Approaching your First HIIT

These steps should help you ride your first HIIT. If you have health issues, you may want to speak to your doctor before incorporating HIIT into your training sessions. If you’re good to go, let’s do it. Follow these steps:

  • Never approach HIIT on an empty stomach. Make sure you are fuelled and have ideally eaten about 90 minutes before you start your session.
  • If riding outside, try and find a hill. This is not essential, but it fits with the nature of high intensity interval training, and as you’re increasing effort, you may as well do this up a hill. If you don’t have a suitable hill then on the flat is fine too.
  • If riding outside, pick your route with care. You want a road with few, ideally no junctions between the start and finish of your session.

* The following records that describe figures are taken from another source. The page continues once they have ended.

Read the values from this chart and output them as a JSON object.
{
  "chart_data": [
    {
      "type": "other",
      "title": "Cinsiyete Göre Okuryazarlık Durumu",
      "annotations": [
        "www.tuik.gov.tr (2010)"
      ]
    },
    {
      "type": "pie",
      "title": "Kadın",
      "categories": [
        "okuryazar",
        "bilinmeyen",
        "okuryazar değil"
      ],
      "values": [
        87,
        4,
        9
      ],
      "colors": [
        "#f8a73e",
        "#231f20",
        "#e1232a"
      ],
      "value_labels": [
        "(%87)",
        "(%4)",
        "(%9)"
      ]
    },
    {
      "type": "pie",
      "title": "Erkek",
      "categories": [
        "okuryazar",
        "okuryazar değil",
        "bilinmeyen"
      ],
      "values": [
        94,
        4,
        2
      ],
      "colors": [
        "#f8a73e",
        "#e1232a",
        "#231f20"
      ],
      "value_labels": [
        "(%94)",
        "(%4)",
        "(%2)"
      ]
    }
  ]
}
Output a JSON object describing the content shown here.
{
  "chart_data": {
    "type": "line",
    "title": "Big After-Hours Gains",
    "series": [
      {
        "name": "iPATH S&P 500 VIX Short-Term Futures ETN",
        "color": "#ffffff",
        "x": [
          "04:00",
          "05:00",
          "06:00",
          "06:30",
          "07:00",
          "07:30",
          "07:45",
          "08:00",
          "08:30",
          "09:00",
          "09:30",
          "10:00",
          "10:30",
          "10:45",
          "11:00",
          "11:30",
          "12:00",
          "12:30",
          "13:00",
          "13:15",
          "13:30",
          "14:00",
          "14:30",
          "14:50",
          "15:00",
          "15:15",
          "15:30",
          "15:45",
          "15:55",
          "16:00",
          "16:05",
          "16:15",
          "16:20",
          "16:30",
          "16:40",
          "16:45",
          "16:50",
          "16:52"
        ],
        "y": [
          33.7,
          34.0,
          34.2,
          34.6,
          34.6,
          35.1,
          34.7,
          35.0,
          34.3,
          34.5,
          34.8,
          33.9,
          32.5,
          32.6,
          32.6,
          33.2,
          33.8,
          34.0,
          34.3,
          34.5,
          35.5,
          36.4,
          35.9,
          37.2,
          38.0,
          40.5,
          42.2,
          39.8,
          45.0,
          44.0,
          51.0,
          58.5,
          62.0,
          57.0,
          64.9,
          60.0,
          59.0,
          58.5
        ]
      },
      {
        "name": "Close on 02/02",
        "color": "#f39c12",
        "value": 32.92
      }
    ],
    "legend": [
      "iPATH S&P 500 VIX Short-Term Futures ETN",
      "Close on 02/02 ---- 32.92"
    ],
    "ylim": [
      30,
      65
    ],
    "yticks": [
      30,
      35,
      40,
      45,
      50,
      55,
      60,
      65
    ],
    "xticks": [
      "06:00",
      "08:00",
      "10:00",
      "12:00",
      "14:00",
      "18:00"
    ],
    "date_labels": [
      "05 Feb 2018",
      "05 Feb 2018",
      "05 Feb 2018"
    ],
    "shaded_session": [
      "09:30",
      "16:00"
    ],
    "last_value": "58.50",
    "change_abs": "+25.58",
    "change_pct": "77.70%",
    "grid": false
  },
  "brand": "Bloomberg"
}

Make sure your visibility is good with few blind bends. Take a safety-first approach as stopping when you’re riding flat out is no fun and dangerous.
  • Warm-up with an easy ten-minute ride. Try and increase effort a little bit before the end of your warm-up, so your body gets an idea that you are going for maximum effort soon.
  • Go for it! Try riding flat out for around two minutes. That said, if you can’t do two minutes, that is fine. Ride like the wind for what is comfortable and suitable for you. Rest for two minutes and then repeat. Aim for around ten to twenty minute of effort, and try and increase your HIIT reps time as you improve. So work up to two-minute blasts of intense cycling rather than one. With HIIT quality trumps quantity. For example, three 1 minute quality reps are better than five 1 minute poorer quality reps.
  • Warm down with a ten to twenty-minute ride. Any longer than this and you may lose some of the benefits from your training session.
  • Ensure you refuel after your ride as you’ll need the carbs.

You will need to fully recover from your last HIIT session before embarking on your next one to get the full benefits from your high intensity interval training ride. Maybe start with once a week and add an extra one if you feel able to do so.

HIIT- benefits of high intensity interval trainingTry working HIIT into your cycle training

Final Thoughts on HIIT

  • HIIT is incompatible with fasting. Never try HIIT on an empty stomach as you can easily burnout.
  • HIIT is arguably best in the morning as you can reap the fat-burning benefits.
  • Nobody is quite sure as to why HIIT brings benefits, but one theory is that it improves neuromuscular signalling.

If you can do it, try and incorporate this type of training into your cycling.